During normal development, Rhou is downregulated in the ventral midline endoderm at the point where the thyroid primordium is beginning to form (Fig. 1A) and we observed that knocking down of Rhou in individual cells by electroporation of shRNA constructs into the foregut endoderm, or in chimeras between Rhou-knockdown ES cells and wild-type host embryos, resulted in a greater tendency for the Rhou-deficient cells to withdraw from the apical domain of the epithelium and be relocated toward the basal side of the epithelium. This may mirror the normal cellular behavior of endoderm cells in the foregut as they downregulate Rhou and engage in the formation of organ buds. It may be that downregulation of Rhou is a key step in the formation of organ buds in from the endoderm.

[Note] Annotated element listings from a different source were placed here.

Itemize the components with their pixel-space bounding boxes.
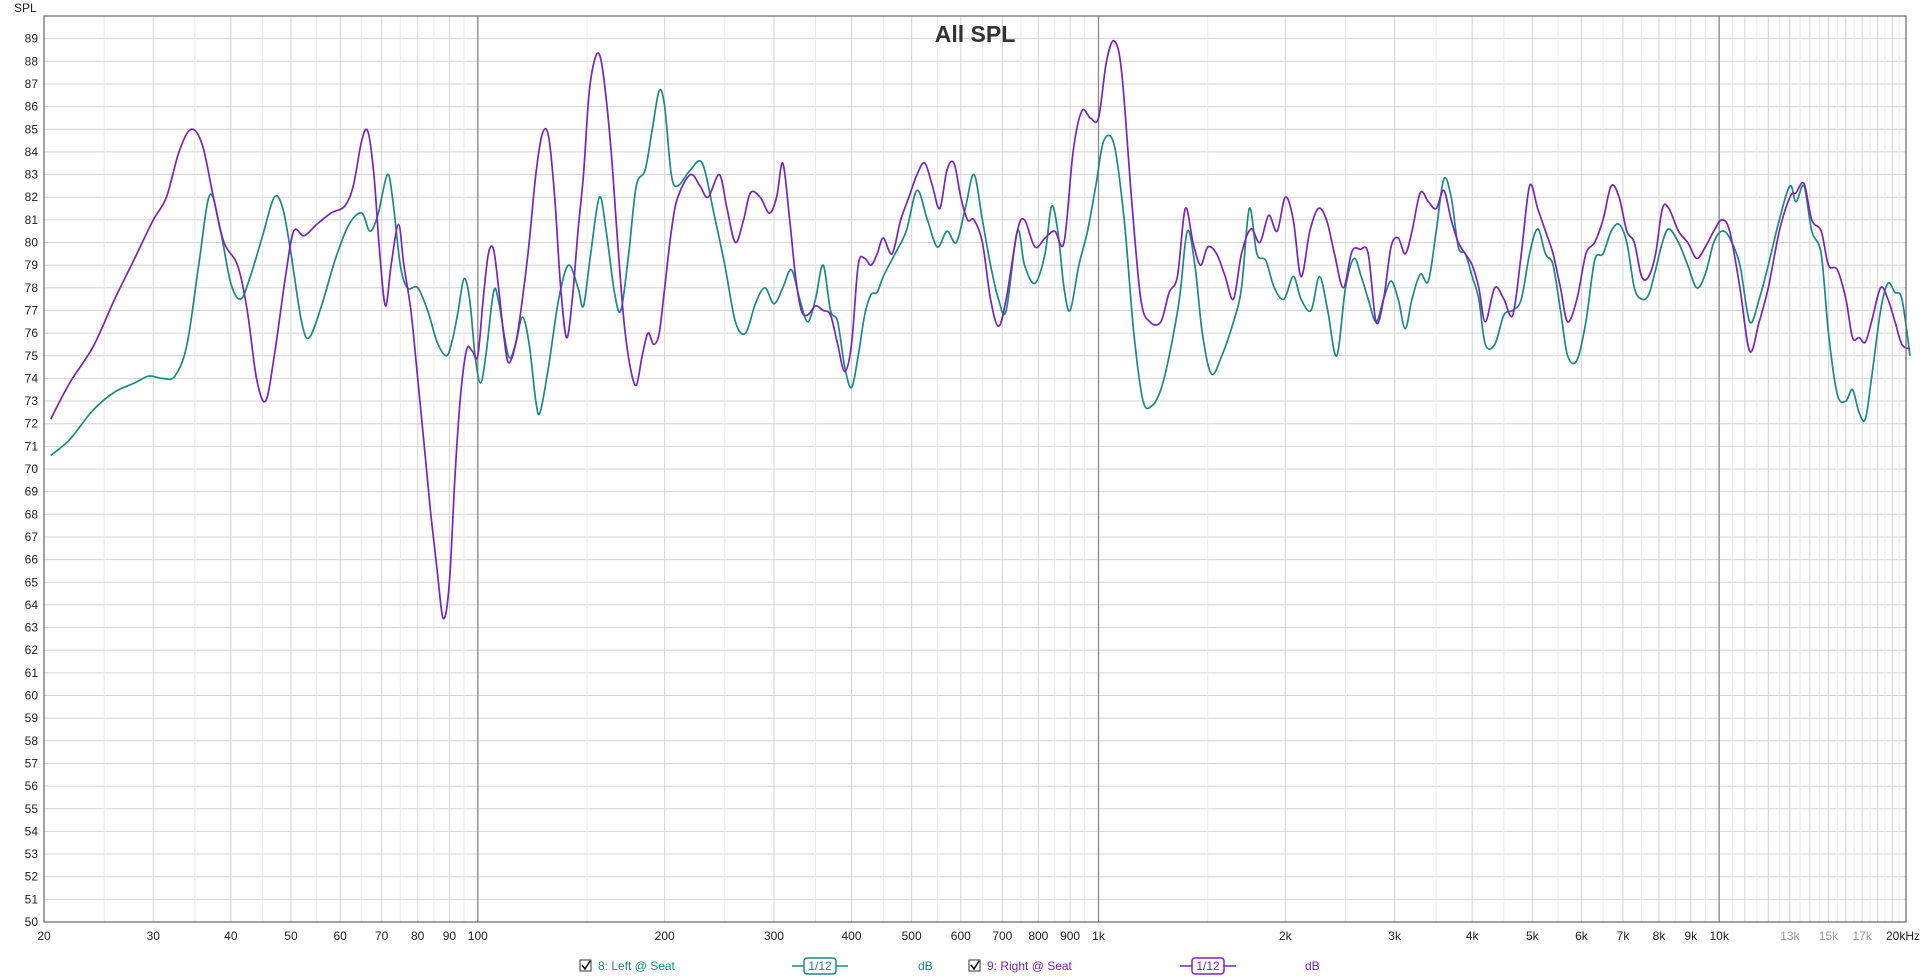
- right-smoothing-label: 1/12: [1196, 959, 1220, 973]
- y-tick-label: 71: [25, 439, 39, 453]
- x-tick-label: 600: [951, 929, 971, 943]
- y-tick-label: 85: [25, 122, 39, 136]
- x-tick-label: 3k: [1388, 929, 1402, 943]
- y-tick-label: 73: [25, 394, 39, 408]
- y-tick-label: 60: [25, 689, 39, 703]
- x-tick-labels: 20 30 40 50 60 70 80 90 100 200 300 400 500 600 700 800…: [37, 929, 1920, 943]
- y-tick-label: 59: [25, 711, 39, 725]
- y-tick-label: 74: [25, 371, 39, 385]
- x-tick-label: 5k: [1526, 929, 1540, 943]
- x-tick-label: 20kHz: [1886, 929, 1920, 943]
- plot-border: [43, 15, 1907, 923]
- x-tick-label: 17k: [1853, 929, 1873, 943]
- y-tick-label: 51: [25, 892, 39, 906]
- x-tick-label: 9k: [1684, 929, 1698, 943]
- y-tick-label: 50: [25, 915, 39, 929]
- right-unit-label: dB: [1305, 959, 1320, 973]
- left-unit-label: dB: [918, 959, 933, 973]
- checkmark-icon: [581, 960, 591, 971]
- x-tick-label: 800: [1028, 929, 1048, 943]
- legend: 8: Left @ Seat 1/12 dB 9: Right @ Seat 1…: [579, 957, 1320, 975]
- y-tick-label: 81: [25, 213, 39, 227]
- x-tick-label: 10k: [1709, 929, 1729, 943]
- x-tick-label: 40: [224, 929, 238, 943]
- y-tick-label: 80: [25, 236, 39, 250]
- y-tick-label: 56: [25, 779, 39, 793]
- y-tick-label: 68: [25, 507, 39, 521]
- y-tick-labels: 50 51 52 53 54 55 56 57 58 59 60 61 62 63 64 65 66 67 68 69…: [25, 32, 39, 929]
- y-tick-label: 78: [25, 281, 39, 295]
- y-tick-label: 67: [25, 530, 39, 544]
- y-tick-label: 86: [25, 100, 39, 114]
- x-tick-label: 2k: [1279, 929, 1293, 943]
- x-tick-label: 8k: [1653, 929, 1667, 943]
- y-tick-label: 54: [25, 824, 39, 838]
- x-tick-label: 7k: [1617, 929, 1631, 943]
- y-tick-label: 77: [25, 303, 39, 317]
- x-tick-label: 500: [902, 929, 922, 943]
- y-tick-label: 83: [25, 168, 39, 182]
- legend-left-label[interactable]: 8: Left @ Seat: [598, 959, 676, 973]
- x-tick-label: 70: [375, 929, 389, 943]
- y-tick-label: 62: [25, 643, 39, 657]
- y-tick-label: 87: [25, 77, 39, 91]
- y-tick-label: 79: [25, 258, 39, 272]
- y-tick-label: 88: [25, 54, 39, 68]
- series-right-seat-line: [49, 39, 1911, 620]
- x-tick-label: 20: [37, 929, 51, 943]
- x-tick-label: 900: [1060, 929, 1080, 943]
- x-tick-label: 700: [992, 929, 1012, 943]
- y-tick-label: 58: [25, 734, 39, 748]
- x-tick-label: 90: [443, 929, 457, 943]
- y-tick-label: 57: [25, 756, 39, 770]
- y-tick-label: 65: [25, 575, 39, 589]
- x-tick-label: 60: [333, 929, 347, 943]
- x-tick-label: 13k: [1780, 929, 1800, 943]
- x-tick-label: 50: [284, 929, 298, 943]
- right-series-checkbox[interactable]: [968, 959, 981, 972]
- y-tick-label: 63: [25, 621, 39, 635]
- y-tick-label: 89: [25, 32, 39, 46]
- legend-right: 9: Right @ Seat 1/12 dB: [968, 957, 1320, 975]
- x-tick-label: 6k: [1575, 929, 1589, 943]
- left-smoothing-label: 1/12: [808, 959, 832, 973]
- x-tick-label: 80: [411, 929, 425, 943]
- series-left-seat-line: [50, 88, 1911, 457]
- legend-right-label[interactable]: 9: Right @ Seat: [987, 959, 1073, 973]
- y-tick-label: 72: [25, 417, 39, 431]
- x-tick-label: 4k: [1466, 929, 1480, 943]
- y-tick-label: 84: [25, 145, 39, 159]
- x-tick-label: 100: [468, 929, 488, 943]
- y-tick-label: 53: [25, 847, 39, 861]
- y-tick-label: 66: [25, 553, 39, 567]
- y-tick-label: 76: [25, 326, 39, 340]
- chart-title: All SPL: [935, 21, 1016, 47]
- y-axis-label: SPL: [14, 1, 37, 15]
- left-series-checkbox[interactable]: [579, 959, 592, 972]
- x-tick-label: 1k: [1092, 929, 1106, 943]
- y-tick-label: 52: [25, 870, 39, 884]
- y-tick-label: 70: [25, 462, 39, 476]
- x-tick-label: 15k: [1819, 929, 1839, 943]
- grid-lines: [43, 15, 1907, 923]
- x-tick-label: 300: [764, 929, 784, 943]
- y-tick-label: 82: [25, 190, 39, 204]
- legend-left: 8: Left @ Seat 1/12 dB: [579, 957, 933, 975]
- series-lines: [49, 39, 1911, 620]
- y-tick-label: 61: [25, 666, 39, 680]
- x-tick-label: 400: [841, 929, 861, 943]
- x-tick-label: 30: [147, 929, 161, 943]
- y-tick-label: 69: [25, 485, 39, 499]
- y-tick-label: 64: [25, 598, 39, 612]
- checkmark-icon: [970, 960, 980, 971]
- x-tick-label: 200: [655, 929, 675, 943]
- y-tick-label: 55: [25, 802, 39, 816]
- y-tick-label: 75: [25, 349, 39, 363]
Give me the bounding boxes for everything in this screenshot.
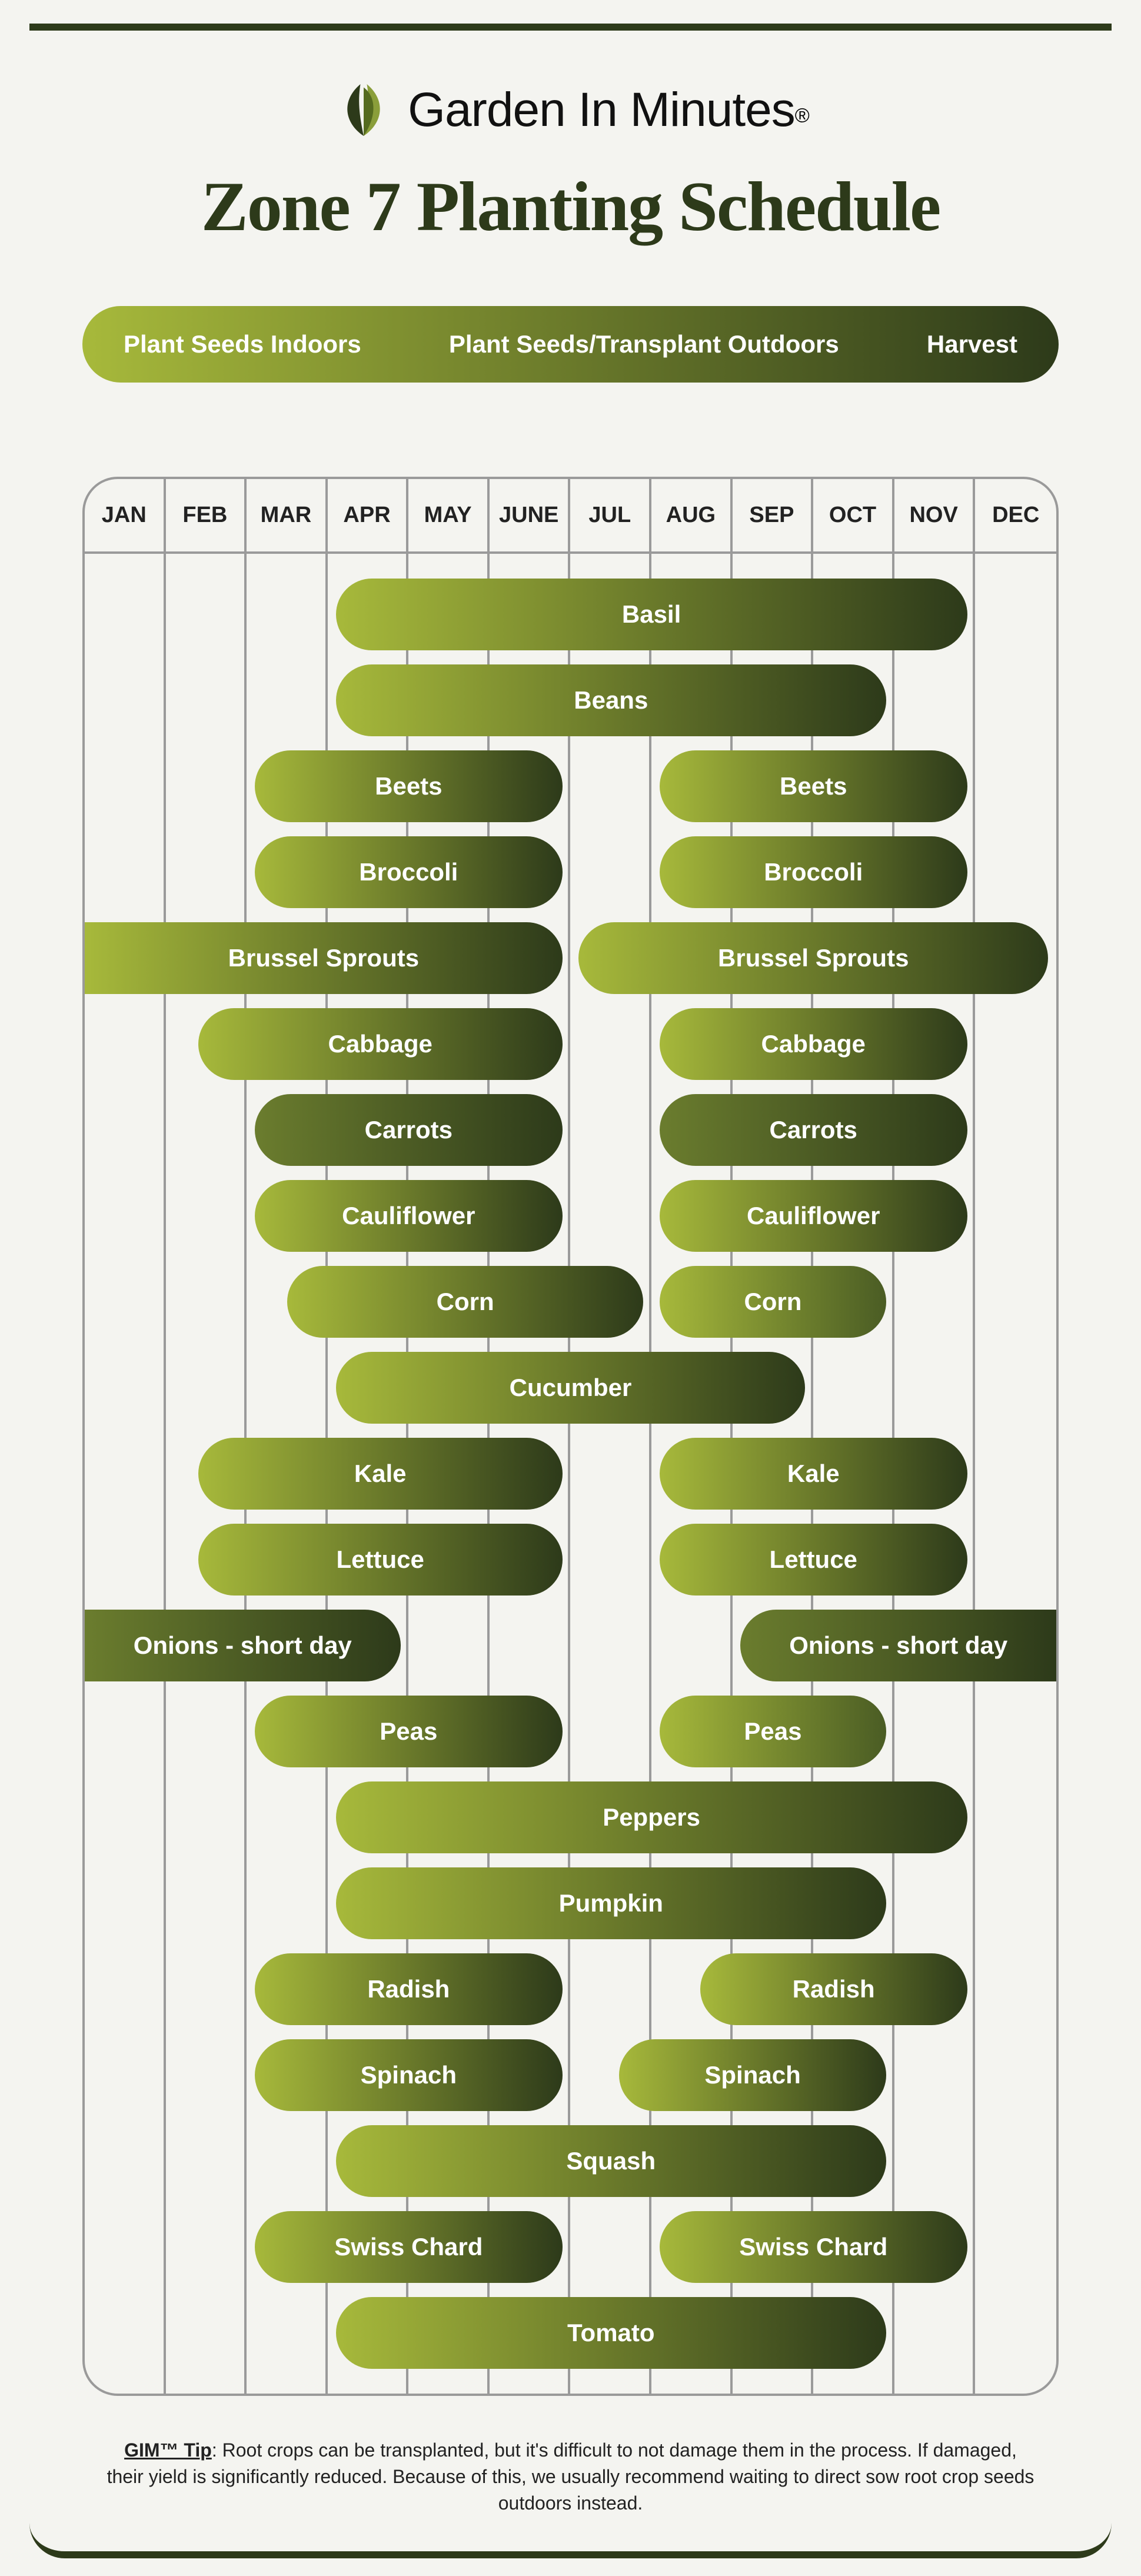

Apical constriction resulting from increases in cortical tension inside the cell and mediated by actin and myosin is an important mechanism in tissue folding and invagination. Our study suggests an additional mechanism of apical compression may be involved in the initiation of the epithelial multilayering that heralds the start of organ budding. Localized reductions in Rhou expression, either during normal development, or experimentally induced, causes changes in the actin cytoskeleton in those cells, including reducing the apical F-actin content. F-actin plays an important role in elasticity and resistance to compressive forces in cells, and so a reduction in apical F-actin will weaken the resistance of a cell to compressive forces from a surrounding cell, resulting in a compression of the apical domain and forcing the cell away from the luminal surface (Fig. 2B). The organ bud expands partly by recruitment of surrounding cells, so any cells surrounding the nascent primordium that downregulate Rhou will also become part of the multilayered structure. We propose that Rhou has a critical function in the regulation of the induction of budding from a single layer epithelium and could also be involved controlling the expansion of the bud.